But be that as it may, the increasing pressure on property lawyers to advise clients on the wider potential issues that may impact their client’s purchase remains. This includes flagging up the likely tax implications that could arise, as a recent ruling illustrates.
In this case1, HM Revenue & Customs won its argument – another win to add to its raft of wins against the taxpayer – in a case involving multiple dwelling tax relief (MDR). A buyer can claim MDR when they buy more than one dwelling where a transaction or a number of linked transactions include freehold or leasehold interests in more than one dwelling.
To work out the rate of tax chargeable to HMRC, you/the buyer is required to:
- Divide the total amount paid for the properties by the number of dwellings
- Work out the tax due on this figure
- Multiply this amount of tax by the number of dwellings
- The minimum rate of relief is 1% of the amount paid for the dwellings.
A key question, bearing in mind that there is no statutory definition of what amounts to being ‘suitable for use as a single dwelling’, is - how does HMRC decide what amounts to a separate dwelling for these purposes
What’s the background?
A couple bought a six-bedroomed property for £875,000. They submitted an SDLT return and self-assessing their liability as £35,750 (on the basis the property did not qualify for MDR). The following year, their representatives sought to amend the return so that they could claim MDR on the basis that the purchase was of the main house together with a separate annex.

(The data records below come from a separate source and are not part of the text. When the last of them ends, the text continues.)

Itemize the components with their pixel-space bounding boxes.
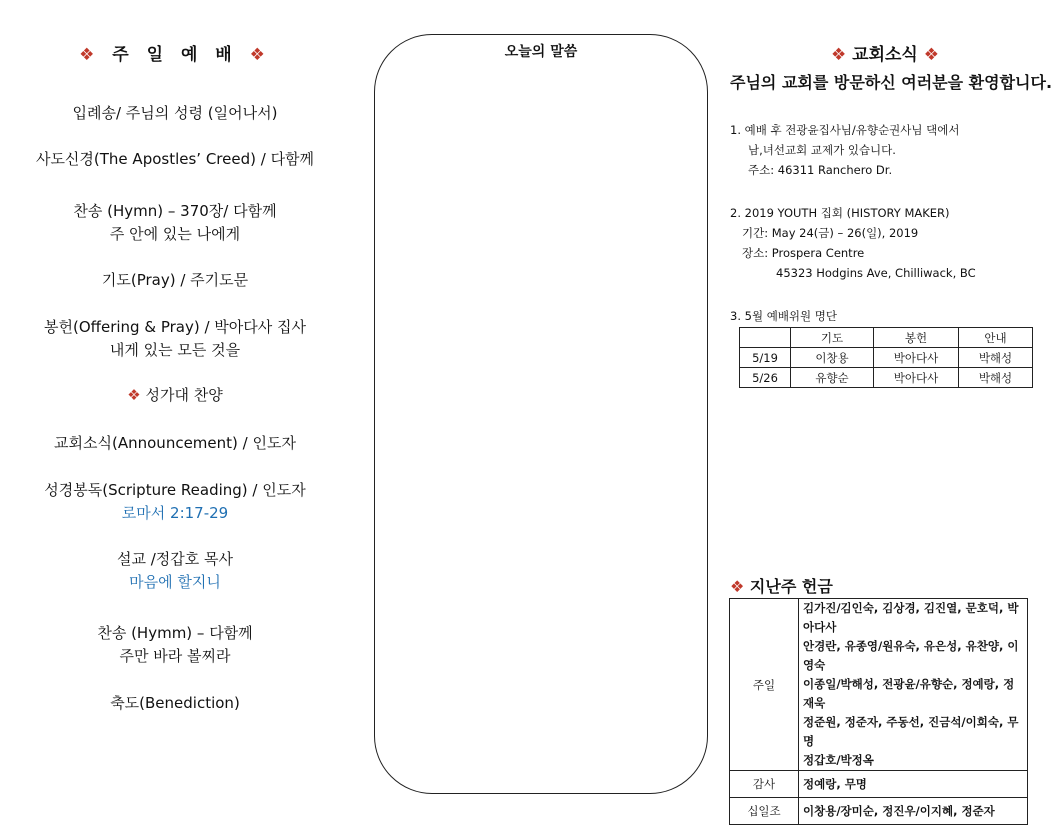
diamond-ornament-icon: ❖ [79,45,101,65]
order-item-offering-line: 봉헌(Offering & Pray) / 박아다사 집사 [44,318,306,336]
roster-cell: 이창용 [791,348,874,368]
news-item-2-dates: 기간: May 24(금) – 26(일), 2019 [742,226,919,240]
table-row [730,798,1028,825]
offering-title-text: 지난주 헌금 [749,577,833,596]
diamond-ornament-icon: ❖ [730,577,745,596]
offering-table [729,598,1028,825]
volunteer-roster-table [739,327,1033,388]
order-item-benediction: 축도(Benediction) [110,694,240,712]
roster-cell: 박해성 [959,368,1033,388]
order-item-entrance: 입례송/ 주님의 성령 (일어나서) [72,104,278,122]
offering-sunday-names [799,599,1028,771]
roster-header-cell: 봉헌 [874,328,959,348]
offering-names-line: 안경란, 유종영/원유숙, 유은성, 유찬양, 이영숙 [803,639,1019,672]
table-row [740,328,1033,348]
order-item-scripture [0,479,350,525]
news-item-1 [730,120,959,180]
order-item-creed: 사도신경(The Apostles’ Creed) / 다함께 [35,150,315,168]
offering-tithe-label: 십일조 [730,798,799,825]
roster-header-cell [740,328,791,348]
order-item-sermon [0,548,350,594]
order-item-offering [0,316,350,362]
order-item-scripture-line: 성경봉독(Scripture Reading) / 인도자 [44,481,306,499]
order-item-choir-text: 성가대 찬양 [145,386,223,404]
news-item-2-address: 45323 Hodgins Ave, Chilliwack, BC [776,266,976,280]
offering-names-line: 정준원, 정준자, 주동선, 진금석/이희숙, 무명 [803,715,1019,748]
news-item-1-line: 남,녀선교회 교제가 있습니다. [748,143,896,157]
scripture-reference: 로마서 2:17-29 [121,504,229,522]
welcome-message: 주님의 교회를 방문하신 여러분을 환영합니다. [730,73,1053,92]
order-item-announcement: 교회소식(Announcement) / 인도자 [54,434,296,452]
offering-tithe-names: 이창용/장미순, 정진우/이지혜, 정준자 [799,798,1028,825]
news-item-2-line: 2. 2019 YOUTH 집회 (HISTORY MAKER) [730,206,950,220]
church-news-title [730,40,1040,65]
sermon-notes-frame [374,34,708,794]
offering-title [730,574,833,597]
roster-cell: 박아다사 [874,348,959,368]
roster-cell: 박해성 [959,348,1033,368]
order-item-sermon-line: 설교 /정갑호 목사 [116,550,234,568]
news-item-1-line: 1. 예배 후 전광윤집사님/유향순권사님 댁에서 [730,123,960,137]
order-item-hymn [0,200,350,246]
news-item-2 [730,203,976,283]
news-item-3-title: 3. 5월 예배위원 명단 [730,309,838,323]
church-news-title-text: 교회소식 [852,45,918,65]
offering-sunday-label: 주일 [730,599,799,771]
table-row [740,368,1033,388]
roster-cell: 5/19 [740,348,791,368]
worship-order-title [0,40,350,65]
order-item-offering-song: 내게 있는 모든 것을 [109,341,241,359]
offering-thanks-label: 감사 [730,771,799,798]
order-item-closing-hymn-title: 주만 바라 볼찌라 [119,647,231,665]
order-item-closing-hymn [0,622,350,668]
roster-header-cell: 기도 [791,328,874,348]
roster-cell: 5/26 [740,368,791,388]
order-item-prayer: 기도(Pray) / 주기도문 [101,271,249,289]
table-row [740,348,1033,368]
diamond-ornament-icon: ❖ [830,45,847,65]
diamond-ornament-icon: ❖ [127,386,141,404]
sermon-notes-title: 오늘의 말씀 [504,44,578,60]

The amount of SDLT self-assessed was reduced by £10,000 to £25,750. HMRC rejected their claim and said MDR did not apply to their purchase. A closure notice was accordingly issued and sent to them and the couple appealed. The closure notice was then upheld and so the couple brought an appeal.
The crux of the issue for the First-Tier Tax Tribunal was whether the buyers had purchased one large house or whether it should be created for tax purposes as two separate dwellings.
The tribunal paid close attention to the physical nature and layout of the property itself, the rooms and areas that were particularly in issue, even the fuse board, circuit breakers and utilities.
It also made clear that to claim MDR, the disputed area must be suitable for use as a single dwelling at the time of completion. That does not include properties with the capacity to be used as dwellings after modification (it pointed out, for instance, that the bedroom would be suitable for use as a dwelling with minor modifications).
It was a balancing act but the tribunal found that the factors for and against the disputed area’s suitability as a single dwelling came down firmly against. The property was not suitable for use as a single dwelling and did not, therefore, qualify for MDR.
What does this mean?
When advising purchasers, conveyancers must consider the potential tax implications of the transaction and, at the very least, advise them to take specialist tax advice where necessary.
Conveyancers will find the tribunal judge’s comments on what amounts to a single dwelling useful in practical terms. She said: “The use of the word ‘single’ shows that the dwelling must have some sense of unity. It should have coherence as one identifiable property”.
Conveyancers and tax lawyers in particular need to be alert to the ruling and how the tribunal approached the issues.